A Knicks spokesman declined to comment.
The Knicks moved swiftly to replace Steve Mills, whom the team announced was leaving his post on Tuesday, two days before the trade deadline. Rose’s hire will be yet another restart for the franchise, which is often in flux under James L. Dolan, its owner. Dolan decided he wanted to move quickly and hire a player agent rather than pursue an established team builder like Masai Ujiri, the Toronto Raptors’ team president, one of Dolan’s long desired targets.
In the last 20 years, the Knicks have cycled through several team presidents, including Scott Layden, Isiah Thomas, Donnie Walsh, Phil Jackson and Mills. Since 2000, the team has made the playoffs only six times and advanced out of the first round twice. The Knicks have particularly fallen short in attracting superstar free agents. The only big-name stars who signed with the team in recent decades were Anthony and Amar’e Stoudemire, even though the Knicks play in the country’s largest media market.
The franchise surely hopes that Rose’s connections with players will change that.
Rose is not the only agent who has been a target for a basketball operations job in recent years. Rob Pelinka, the Los Angeles Lakers’ general manager and vice president for basketball operations, once represented Kobe Bryant. Bob Myers, the Golden State Warriors’ general manager and president for basketball operations, was also an agent before joining the franchise, although he was able to spend a season learning from his predecessor Larry Riley first. Arn Tellem was one of the most powerful agents in the industry. He was named vice chairman of the Detroit Pistons in 2015 and is a minority owner of the team.
There are less successful examples, as well, such as Lon Babby, who was team president of the Phoenix Suns from 2010 to 2015.
Rose, a native of Cherry Hill, N.J., played basketball at Dickinson College in Carlisle, Pa.

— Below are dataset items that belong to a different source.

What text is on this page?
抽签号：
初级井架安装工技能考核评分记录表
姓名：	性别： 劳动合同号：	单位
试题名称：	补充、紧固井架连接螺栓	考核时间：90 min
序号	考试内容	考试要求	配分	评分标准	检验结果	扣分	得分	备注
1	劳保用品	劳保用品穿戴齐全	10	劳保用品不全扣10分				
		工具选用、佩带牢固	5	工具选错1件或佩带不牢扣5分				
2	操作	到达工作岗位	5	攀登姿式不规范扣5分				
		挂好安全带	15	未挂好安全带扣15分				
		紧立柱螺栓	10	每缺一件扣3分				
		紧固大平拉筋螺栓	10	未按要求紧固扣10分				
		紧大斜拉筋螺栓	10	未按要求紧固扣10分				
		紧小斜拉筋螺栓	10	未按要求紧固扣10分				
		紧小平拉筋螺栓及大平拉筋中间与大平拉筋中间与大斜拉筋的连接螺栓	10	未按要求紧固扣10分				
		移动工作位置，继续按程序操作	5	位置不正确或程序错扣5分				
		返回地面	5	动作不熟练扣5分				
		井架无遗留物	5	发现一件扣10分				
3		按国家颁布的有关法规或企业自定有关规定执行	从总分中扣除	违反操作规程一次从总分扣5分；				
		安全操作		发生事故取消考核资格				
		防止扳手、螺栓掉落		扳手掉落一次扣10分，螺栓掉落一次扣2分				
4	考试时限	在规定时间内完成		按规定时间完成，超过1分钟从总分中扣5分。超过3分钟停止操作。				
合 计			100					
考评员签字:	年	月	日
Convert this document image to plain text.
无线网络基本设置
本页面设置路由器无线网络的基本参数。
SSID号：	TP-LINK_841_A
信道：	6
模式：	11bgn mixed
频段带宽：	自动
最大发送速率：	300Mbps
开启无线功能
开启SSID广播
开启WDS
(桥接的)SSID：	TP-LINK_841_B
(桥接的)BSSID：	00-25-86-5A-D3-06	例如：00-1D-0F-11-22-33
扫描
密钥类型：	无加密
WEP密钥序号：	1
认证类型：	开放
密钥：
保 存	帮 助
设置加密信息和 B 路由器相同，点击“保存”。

He initially set out to be a coach but attended law school at Temple University as a fallback, graduating in 1986. One of his first jobs was as an assistant prosecutor in the Camden County, N.J. prosecutor’s office, during which he also was an assistant coach at Rutgers-Camden. Soon he joined his father’s firm in Philadelphia and dived into sports management.

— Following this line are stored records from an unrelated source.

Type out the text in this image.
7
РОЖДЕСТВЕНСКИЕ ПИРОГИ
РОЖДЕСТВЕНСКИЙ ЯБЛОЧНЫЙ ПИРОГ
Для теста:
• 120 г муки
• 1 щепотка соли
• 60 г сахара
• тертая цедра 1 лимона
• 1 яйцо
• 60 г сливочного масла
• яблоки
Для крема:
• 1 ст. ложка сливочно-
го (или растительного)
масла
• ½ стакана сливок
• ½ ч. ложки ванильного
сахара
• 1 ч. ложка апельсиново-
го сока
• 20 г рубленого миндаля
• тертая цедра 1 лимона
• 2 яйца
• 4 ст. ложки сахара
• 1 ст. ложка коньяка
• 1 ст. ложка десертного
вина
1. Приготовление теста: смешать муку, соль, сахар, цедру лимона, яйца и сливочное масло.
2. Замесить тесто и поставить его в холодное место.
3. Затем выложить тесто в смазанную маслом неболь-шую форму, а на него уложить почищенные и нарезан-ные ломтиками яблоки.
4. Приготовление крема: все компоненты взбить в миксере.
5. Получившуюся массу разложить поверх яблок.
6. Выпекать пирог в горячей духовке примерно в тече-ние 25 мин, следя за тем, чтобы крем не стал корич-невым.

His first foray into N.B.A. representation came in the mid-90s, when he took on Lionel Simmons, a La Salle standout, as a client, followed by Rick Brunson of Temple soon after. His client list grew to include Allen Iverson, Richard Hamilton and James. In 2007, Rose’s practice was purchased by C.A.A., a splashy move for the agency, which was looking to gain a foothold in professional sports in addition to its entertainment portfolio. Rose has become a powerful figure behind the scenes in the N.B.A., a league in which individual players hold more sway than in other professional sports leagues — making agents an important center of gravity.
Rose will have significant decisions to make as he inherits a franchise that has not won a championship since 1973 and is likely to miss the N.B.A. playoffs for the seventh straight year. He will have to hire a new coach for next season, run the draft pick process and recruit stars to revitalize the fan base. Among players who may be available this summer: Andre Drummond, Gordon Hayward and Anthony Davis.